We have a new risk: regular media reports calls for murders, without condemning the murders. This new risk is a herald of the much more severe murders in my area risk.

Repeat this exercise for each of your long-lead risks. Now is the time to get into the weeds.

One risk on my brainstorm list was "ACA is repealed," which was removed from my brainstorm list due to finding discussions about how the right widely views ACA as settled (their electoral drubbing in 2018 was earned by being too aggressive about repealing ACA) and attacks are focusing on Medicaid block-grants. Such grants don't affect me, so "ACA is repealed" was drop from the risks list. Taking its place was, "Coverage of trans-related care banned for ACA plans," the court-cases for which are already underway.

6. Group risks with common dependencies

Your dependency chain analysis likely revealed a few risks that share a dependent chain, or are actual precursors to risks with higher severity levels of response. In my analysis I was able to condense the huge brainstorm list down to four risk-types, and eliminated several more risks that weren't eliminated in Step 5. My risks were pretty broad, but cover similar themes.

  • Coordinated murders of trans people in my area
  • Militia-style groups disappearing trans people in my area
  • Mass secret-order detention of citizens
  • My state goes fascist in the 2026 election

Murder, kidnapping for ransom/torture, state disappearance squads, and my state losing safe-haven status. This was a far shorter list than I started with. This list is also extremely dark. The good thing is we're no where near anything on this list as of March 2025. Now the work turns to figuring out the joined dependencies and coming up with prelude events.

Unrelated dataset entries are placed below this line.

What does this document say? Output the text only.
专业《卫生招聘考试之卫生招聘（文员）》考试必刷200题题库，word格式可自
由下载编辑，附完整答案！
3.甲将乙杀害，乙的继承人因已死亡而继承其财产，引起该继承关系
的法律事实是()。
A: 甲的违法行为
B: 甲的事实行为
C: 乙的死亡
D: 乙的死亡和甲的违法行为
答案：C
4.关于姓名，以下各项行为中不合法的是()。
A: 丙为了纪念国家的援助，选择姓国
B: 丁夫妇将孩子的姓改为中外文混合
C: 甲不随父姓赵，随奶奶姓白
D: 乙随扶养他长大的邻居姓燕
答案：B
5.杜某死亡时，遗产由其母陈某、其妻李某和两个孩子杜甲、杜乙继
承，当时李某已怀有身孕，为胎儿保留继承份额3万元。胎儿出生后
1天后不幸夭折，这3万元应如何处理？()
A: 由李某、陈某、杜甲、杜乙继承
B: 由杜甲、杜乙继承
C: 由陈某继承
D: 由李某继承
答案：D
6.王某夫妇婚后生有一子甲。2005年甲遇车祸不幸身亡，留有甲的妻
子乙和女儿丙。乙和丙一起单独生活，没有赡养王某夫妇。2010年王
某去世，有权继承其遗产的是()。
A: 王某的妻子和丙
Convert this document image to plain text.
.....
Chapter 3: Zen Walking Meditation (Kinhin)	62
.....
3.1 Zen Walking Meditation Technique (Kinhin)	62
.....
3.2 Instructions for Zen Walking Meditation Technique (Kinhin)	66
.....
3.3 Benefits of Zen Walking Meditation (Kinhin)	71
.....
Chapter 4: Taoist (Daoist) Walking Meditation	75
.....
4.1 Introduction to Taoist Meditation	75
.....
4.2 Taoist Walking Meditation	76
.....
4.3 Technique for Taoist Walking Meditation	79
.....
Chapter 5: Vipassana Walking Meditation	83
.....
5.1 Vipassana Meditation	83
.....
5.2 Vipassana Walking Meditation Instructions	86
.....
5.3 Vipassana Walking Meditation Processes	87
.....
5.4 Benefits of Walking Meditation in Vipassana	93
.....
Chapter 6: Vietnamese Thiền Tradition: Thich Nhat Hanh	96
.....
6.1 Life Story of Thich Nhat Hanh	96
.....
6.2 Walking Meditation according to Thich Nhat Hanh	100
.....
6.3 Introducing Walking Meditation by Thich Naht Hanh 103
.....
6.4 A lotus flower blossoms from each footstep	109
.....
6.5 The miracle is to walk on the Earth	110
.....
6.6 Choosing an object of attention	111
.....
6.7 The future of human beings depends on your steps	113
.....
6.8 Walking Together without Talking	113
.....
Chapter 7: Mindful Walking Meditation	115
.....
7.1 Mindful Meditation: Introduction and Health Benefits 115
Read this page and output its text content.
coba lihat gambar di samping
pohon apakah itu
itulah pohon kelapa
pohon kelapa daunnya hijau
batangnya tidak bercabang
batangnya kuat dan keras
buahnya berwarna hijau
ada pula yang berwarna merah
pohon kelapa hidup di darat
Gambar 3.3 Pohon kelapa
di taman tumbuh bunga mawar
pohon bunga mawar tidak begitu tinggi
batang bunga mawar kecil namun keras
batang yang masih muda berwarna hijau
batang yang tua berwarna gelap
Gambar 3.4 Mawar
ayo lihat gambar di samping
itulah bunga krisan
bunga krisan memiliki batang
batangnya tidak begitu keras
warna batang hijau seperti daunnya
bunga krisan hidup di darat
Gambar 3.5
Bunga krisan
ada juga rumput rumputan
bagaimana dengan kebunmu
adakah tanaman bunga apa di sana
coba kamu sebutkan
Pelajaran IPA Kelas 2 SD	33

7. Build dependency chains for each grouped risk

This is repeating step 5, but using the merged risks. I found diagramming flow-charts to be quite helpful. While doing your work, consider what events would constitute the trigger for the following stages of response:

  • Plan - Time to pick a destination and start working the details of what a relocation would require
  • Prep - Time to start working through reversible steps of the plan, such as starting conversations with lawyers, consulates, and employers
  • Go - Execute the move

8. Build the aggregated list of events to watch out for

Now that you've done all of this work, it's time to build the summary. This aggregated list is the one to check back on once a week or so to see if any lines have been crossed. My list is highly personal, but has 10 different events on it. We are no where near any of those 10 events I identified as significant heralds of greater danger.

Then refresh your analysis once a month to square your analysis with what has happened in the previous four months. My March analysis involved a major rewrite because my February one failed to identify the mass secret-order detention of citizens risk, in spite of it being the number one thing dictators want above all else.


Whenever you feel an anxiety spike watching the news, and the urge to flee begin to take root, review your list of events. It calms me down, and once in a while I make notes for the next monthly refresh. This methodical approach absolutely did get me out of a doom-spiral, all thanks to a career in planning for disasters.